Bilateral subthalamic nucleus (STN) deep brain stimulation (DBS) is an effective and proven treatment option for patients with advanced Parkinson’s disease (PD). Long-term outcomes (>5 years) have demonstrated sustained improvement in objective motor symptoms; however, few studies have evaluated patient-centered outcomes other than quality of life (QOL). A locally developed DBS-patient-centered outcomes questionnaire was administered to PD patients >5 years post-DBS. All questions were scored on a ten-point scale, whereby 0 represented the most ‘positive’ answer and 10 the most ‘negative’ answer.
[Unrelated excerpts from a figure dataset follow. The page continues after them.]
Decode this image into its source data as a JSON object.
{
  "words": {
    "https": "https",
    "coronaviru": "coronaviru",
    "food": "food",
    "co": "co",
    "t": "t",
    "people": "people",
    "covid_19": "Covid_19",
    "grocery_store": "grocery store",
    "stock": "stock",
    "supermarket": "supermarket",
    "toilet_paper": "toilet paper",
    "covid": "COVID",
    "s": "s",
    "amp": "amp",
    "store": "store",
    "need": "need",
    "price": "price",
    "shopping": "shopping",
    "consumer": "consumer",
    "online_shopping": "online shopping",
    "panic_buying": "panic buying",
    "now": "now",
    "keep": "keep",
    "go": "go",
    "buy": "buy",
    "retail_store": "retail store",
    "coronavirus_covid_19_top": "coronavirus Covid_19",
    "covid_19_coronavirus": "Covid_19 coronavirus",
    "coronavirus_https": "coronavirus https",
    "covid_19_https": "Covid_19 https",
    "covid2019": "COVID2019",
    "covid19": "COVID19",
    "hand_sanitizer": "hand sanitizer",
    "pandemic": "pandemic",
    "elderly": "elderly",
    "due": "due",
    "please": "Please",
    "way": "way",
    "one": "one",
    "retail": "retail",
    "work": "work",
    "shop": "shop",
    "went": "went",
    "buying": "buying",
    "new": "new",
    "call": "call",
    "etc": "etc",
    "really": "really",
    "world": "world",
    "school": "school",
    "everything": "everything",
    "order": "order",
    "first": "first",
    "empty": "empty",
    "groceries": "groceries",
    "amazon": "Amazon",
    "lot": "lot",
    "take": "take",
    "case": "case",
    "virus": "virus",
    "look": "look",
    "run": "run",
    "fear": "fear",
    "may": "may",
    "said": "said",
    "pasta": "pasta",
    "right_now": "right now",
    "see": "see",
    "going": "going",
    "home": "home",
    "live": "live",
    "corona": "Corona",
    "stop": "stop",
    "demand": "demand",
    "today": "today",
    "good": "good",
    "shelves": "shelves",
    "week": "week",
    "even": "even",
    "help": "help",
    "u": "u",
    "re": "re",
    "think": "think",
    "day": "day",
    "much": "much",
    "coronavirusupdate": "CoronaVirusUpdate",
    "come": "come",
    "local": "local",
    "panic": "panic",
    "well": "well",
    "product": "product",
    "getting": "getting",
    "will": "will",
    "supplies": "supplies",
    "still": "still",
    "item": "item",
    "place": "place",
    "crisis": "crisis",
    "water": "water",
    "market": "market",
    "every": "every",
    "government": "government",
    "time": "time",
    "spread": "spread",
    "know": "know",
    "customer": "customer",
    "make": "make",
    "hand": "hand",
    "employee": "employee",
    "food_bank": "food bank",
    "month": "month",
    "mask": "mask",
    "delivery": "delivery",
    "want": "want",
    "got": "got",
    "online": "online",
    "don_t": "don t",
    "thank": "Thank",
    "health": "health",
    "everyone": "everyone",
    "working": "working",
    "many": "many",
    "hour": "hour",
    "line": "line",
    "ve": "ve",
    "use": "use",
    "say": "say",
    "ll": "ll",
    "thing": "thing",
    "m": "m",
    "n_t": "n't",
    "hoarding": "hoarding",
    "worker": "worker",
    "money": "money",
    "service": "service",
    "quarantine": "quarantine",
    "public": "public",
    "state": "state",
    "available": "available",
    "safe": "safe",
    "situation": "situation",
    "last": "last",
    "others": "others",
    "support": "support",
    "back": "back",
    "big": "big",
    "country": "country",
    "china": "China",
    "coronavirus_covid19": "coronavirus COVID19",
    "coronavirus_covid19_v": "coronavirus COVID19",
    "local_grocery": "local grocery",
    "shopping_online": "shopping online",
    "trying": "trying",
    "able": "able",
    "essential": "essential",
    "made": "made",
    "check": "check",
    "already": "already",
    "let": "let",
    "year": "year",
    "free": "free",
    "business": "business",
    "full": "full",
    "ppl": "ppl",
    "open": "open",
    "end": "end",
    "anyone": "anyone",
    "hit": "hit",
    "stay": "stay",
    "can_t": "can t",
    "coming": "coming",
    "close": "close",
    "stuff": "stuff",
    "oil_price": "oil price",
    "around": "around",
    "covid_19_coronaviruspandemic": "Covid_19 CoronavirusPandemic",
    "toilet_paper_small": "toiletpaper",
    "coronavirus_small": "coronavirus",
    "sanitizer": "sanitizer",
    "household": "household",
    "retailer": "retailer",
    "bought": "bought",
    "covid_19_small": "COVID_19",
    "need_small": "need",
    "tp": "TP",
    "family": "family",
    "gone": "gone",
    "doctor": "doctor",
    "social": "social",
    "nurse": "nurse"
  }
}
Pre-operative scales were repeated at the time of survey. Fifty-two patients (mean 8.2 ± 2.6 years post-DBS) were included. Satisfaction was high with median score (range) of 1/10 (0–8) at the time of survey. Patients endorsed having made the correct decision by undergoing DBS, with a score of 0 (0–10), would choose to have DBS again, with a score of 0 (0–10), and would recommend DBS to others, with a score of 0 (0–10). Pre-operative expectation target was set at a high level with a score of 2 (0–10). Parkinson’s Disease QOL (PDQ-39) Questionnaire Summary Index (SI) scores were, mean (SD), 2.1 (18.2) above baseline (p
= 0.44). Those with worsening in PDQ-39-SI scores had less satisfaction with DBS (rs
= 0.57, p
≤ 0.0001). This is the first study to assess long-term patient satisfaction with STN DBS. We are currently collecting data prospectively to confirm the results of these preliminary findings.